# 13/14/15 tooth freewheel?



## ningita (Sep 29, 2006)

ok, i got a surly single speed rear hub on my freeride bike. And i wanted to more ground clearance for it, so i putted a 22 ring on my crank. also, there is a 16tooth freewheel on my rear hub, and it pedals like it is in granny gear. this is were i really need ur help guys.

where can i get a 13/14/15 tooth freewheel that can fit on a surly single speed mountain bike hub? I know that it has to be english threaded, so tell me what you guys now...


----------



## dropspace (Jan 1, 2007)

i think ac racing makes a 15 tooth freewheel, but I doubt you can go any lower than that. you're probably going to have to go up in the front or use a freehub and cogs. 22/16 must cause a lot of spinning out


----------



## Schmucker (Aug 23, 2007)

I have never seen one. I don't think it is possible to get any less than 16T with a 1.37 thread. There just isn't enough room for all the bearings/prawls. You'll have to go to a metric thread BMX, fixed gear, or cassette hub. Or just put a bigger chainring back on.


----------



## floorguy724 (Apr 20, 2004)

Schmucker said:


> I have never seen one. I don't think it is possible to get any less than 16T with a 1.37 thread. There just isn't enough room for all the bearings/prawls. You'll have to go to a metric thread BMX, fixed gear, or cassette hub. Or just put a bigger chainring back on.
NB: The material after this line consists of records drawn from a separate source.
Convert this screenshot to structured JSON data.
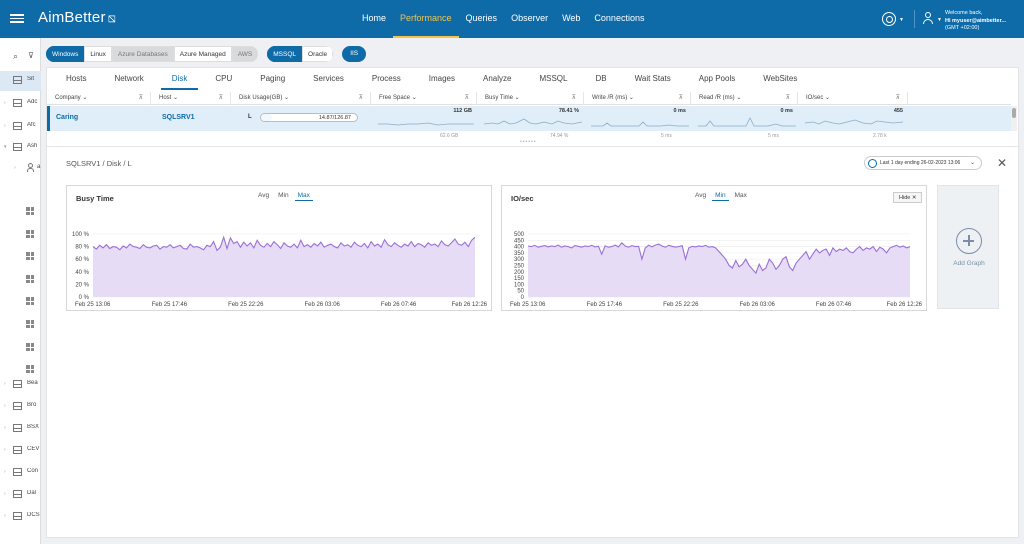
{
  "app": {
    "name": "AimBetter",
    "welcome": "Welcome back,",
    "user": "Hi myuser@aimbetter...",
    "tz": "(GMT +02:00)"
  },
  "nav": [
    "Home",
    "Performance",
    "Queries",
    "Observer",
    "Web",
    "Connections"
  ],
  "nav_active": 1,
  "sidebar": {
    "rows": [
      {
        "label": "Sit",
        "kind": "grid",
        "sel": true
      },
      {
        "label": "Adc",
        "kind": "grid"
      },
      {
        "label": "Afc",
        "kind": "grid"
      },
      {
        "label": "Ash",
        "kind": "grid",
        "open": true
      },
      {
        "label": "a",
        "kind": "person"
      },
      {
        "label": "",
        "kind": "win"
      },
      {
        "label": "",
        "kind": "win"
      },
      {
        "label": "",
        "kind": "win"
      },
      {
        "label": "",
        "kind": "win"
      },
      {
        "label": "",
        "kind": "win"
      },
      {
        "label": "",
        "kind": "win"
      },
      {
        "label": "",
        "kind": "win"
      },
      {
        "label": "",
        "kind": "win"
      },
      {
        "label": "Bea",
        "kind": "grid"
      },
      {
        "label": "Bro",
        "kind": "grid"
      },
      {
        "label": "BSX",
        "kind": "grid"
      },
      {
        "label": "CEV",
        "kind": "grid"
      },
      {
        "label": "Con",
        "kind": "grid"
      },
      {
        "label": "Dal",
        "kind": "grid"
      },
      {
        "label": "DCS",
        "kind": "grid"
      }
    ]
  },
  "filters": {
    "os": [
      {
        "label": "Windows",
        "state": "on"
      },
      {
        "label": "Linux",
        "state": "off"
      },
      {
        "label": "Azure Databases",
        "state": "dis"
      },
      {
        "label": "Azure Managed",
        "state": "off"
      },
      {
        "label": "AWS",
        "state": "dis"
      }
    ],
    "db": [
      {
        "label": "MSSQL",
        "state": "on"
      },
      {
        "label": "Oracle",
        "state": "off"
      }
    ],
    "iis": "IIS"
  },
  "tabs": [
    "Hosts",
    "Network",
    "Disk",
    "CPU",
    "Paging",
    "Services",
    "Process",
    "Images",
    "Analyze",
    "MSSQL",
    "DB",
    "Wait Stats",
    "App Pools",
    "WebSites"
  ],
  "tab_active": 2,
  "table": {
    "headers": [
      "Company",
      "Host",
      "Disk Usage(GB)",
      "Free Space",
      "Busy Time",
      "Write /R (ms)",
      "Read /R (ms)",
      "IO/sec"
    ],
    "row": {
      "company": "Caring",
      "host": "SQLSRV1",
      "disk_letter": "L",
      "disk_usage": "14.87/126.87",
      "disk_fill": 0.117,
      "free_space": "112 GB",
      "busy_time": "78.41 %",
      "write": "0 ms",
      "read": "0 ms",
      "iosec": "455"
    },
    "row2": [
      "62.6 GB",
      "74.94 %",
      "5 ms",
      "5 ms",
      "2.78 k"
    ]
  },
  "detail": {
    "breadcrumb": "SQLSRV1 / Disk / L",
    "timerange": "Last 1 day ending 26-02-2023 13:06",
    "add_graph": "Add Graph",
    "hide": "Hide"
  },
  "chart_data": [
    {
      "type": "area",
      "title": "Busy Time",
      "modes": [
        "Avg",
        "Min",
        "Max"
      ],
      "mode_active": 2,
      "yticks": [
        "100 %",
        "80 %",
        "60 %",
        "40 %",
        "20 %",
        "0 %"
      ],
      "ylim": [
        0,
        100
      ],
      "xticks": [
        "Feb 25 13:06",
        "Feb 25 17:46",
        "Feb 25 22:26",
        "Feb 26 03:06",
        "Feb 26 07:46",
        "Feb 26 12:26"
      ],
      "color": "#9b6fd8",
      "fill": "#e7dcf6",
      "values": [
        80,
        76,
        82,
        78,
        83,
        77,
        80,
        79,
        75,
        81,
        78,
        84,
        80,
        79,
        77,
        83,
        79,
        78,
        81,
        82,
        76,
        80,
        79,
        83,
        78,
        80,
        82,
        77,
        76,
        84,
        79,
        80,
        78,
        75,
        82,
        80,
        88,
        74,
        79,
        95,
        77,
        94,
        85,
        88,
        79,
        87,
        81,
        86,
        78,
        90,
        82,
        79,
        85,
        80,
        88,
        83,
        77,
        86,
        81,
        79,
        84,
        78,
        90,
        80,
        83,
        79,
        85,
        81,
        87,
        79,
        82,
        84,
        80,
        78,
        86,
        81,
        83,
        79,
        87,
        82,
        80,
        85,
        78,
        88,
        81,
        84,
        79,
        91,
        83,
        80,
        86,
        82,
        79,
        84,
        81,
        88,
        80,
        85,
        83,
        79,
        86,
        82,
        84,
        80,
        89,
        83,
        81,
        86,
        92,
        84,
        82,
        87,
        80,
        90,
        95
      ]
    },
    {
      "type": "area",
      "title": "IO/sec",
      "modes": [
        "Avg",
        "Min",
        "Max"
      ],
      "mode_active": 1,
      "yticks": [
        "500",
        "450",
        "400",
        "350",
        "300",
        "250",
        "200",
        "150",
        "100",
        "50",
        "0"
      ],
      "ylim": [
        0,
        500
      ],
      "xticks": [
        "Feb 25 13:06",
        "Feb 25 17:46",
        "Feb 25 22:26",
        "Feb 26 03:06",
        "Feb 26 07:46",
        "Feb 26 12:26"
      ],
      "color": "#9b6fd8",
      "fill": "#e7dcf6",
      "values": [
        405,
        400,
        410,
        395,
        402,
        408,
        398,
        405,
        400,
        412,
        395,
        405,
        400,
        390,
        408,
        402,
        395,
        405,
        400,
        410,
        398,
        404,
        340,
        406,
        395,
        400,
        412,
        398,
        430,
        405,
        395,
        408,
        400,
        402,
        300,
        390,
        410,
        398,
        412,
        420,
        405,
        395,
        410,
        402,
        395,
        400,
        408,
        300,
        390,
        402,
        398,
        405,
        400,
        410,
        395,
        400,
        390,
        360,
        330,
        300,
        250,
        230,
        290,
        240,
        260,
        300,
        250,
        220,
        190,
        260,
        210,
        230,
        300,
        270,
        220,
        250,
        300,
        320,
        240,
        210,
        270,
        300,
        330,
        360,
        300,
        340,
        380,
        350,
        370,
        380,
        330,
        390,
        360,
        380,
        370,
        390,
        360,
        350,
        380,
        400,
        370,
        390,
        380,
        400,
        360,
        395,
        380,
        350,
        390,
        400,
        410,
        395,
        405,
        390,
        400
      ]
    }
  ]
}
Same here. I looked all over for a 12 or 13 tooth freewheel when I was doing my build. I ended up going with a bmx cog on a regular cassette wheel with some spacers. BTW I built up a 23/12 for a xc singlespeed.


----------



## Matty H (Aug 7, 2006)

Odyssey (BMX company) makes a 13T freewheel but you need a different hub because it uses a considerably smaller thread than a standard freewheel. This is because its actually not possible to go any smaller than 15T on a freewheeel so far as I knows.


----------



## j e SS e (Dec 24, 2007)

Not gonna happen with that threading. You'll have to get a BMX hub... or use a more appropriately sized ring and just pull your bike up just a couple more centimeters when you cross obstacles.


----------



## fishcreek (Apr 10, 2007)

you can solve it by using trials specific parts. you may have to run fixed using this: as low as 12T
made by echo:









if you prefer freewheeling, you may have to change your cranks to a freewheel cranks: 
made by echo too:








edited: you can use 22T freewheel on the cranks giving you 22:12 gearing, not bad from where you started.


----------



## ScaryJerry (Jan 12, 2004)

Or you could just run a cassette hub and run a 12t in the back, or switch over to a driver type hub (Halo, NS Bikes, etc) and run anything from 8t up to 15t


----------



## ningita (Sep 29, 2006)

would those cranks work on a full suspension freeride bi

also, i dont have much money to spend atm to get a new wheel. 
i will have to check out ns bikes out..


----------



## ningita (Sep 29, 2006)

fishcreek said:


> you can solve it by using trials specific parts. you may have to run fixed using this: as low as 12T
> made by echo:
> 
> 
> ...


where can i get the echo freewheel cranks.. i have been looking for them on the web, yet still no luck.


----------



## Matty H (Aug 7, 2006)

ScaryJerry said:


> Or you could just run a cassette hub and run a 12t in the back, or switch over to a driver type hub (Halo, NS Bikes, etc) and run anything from 8t up to 15t


Going down to 8t is not recommended given how many more times the chain runs over the driver. From BMX experience, I'd say don't go smaller than 11.


----------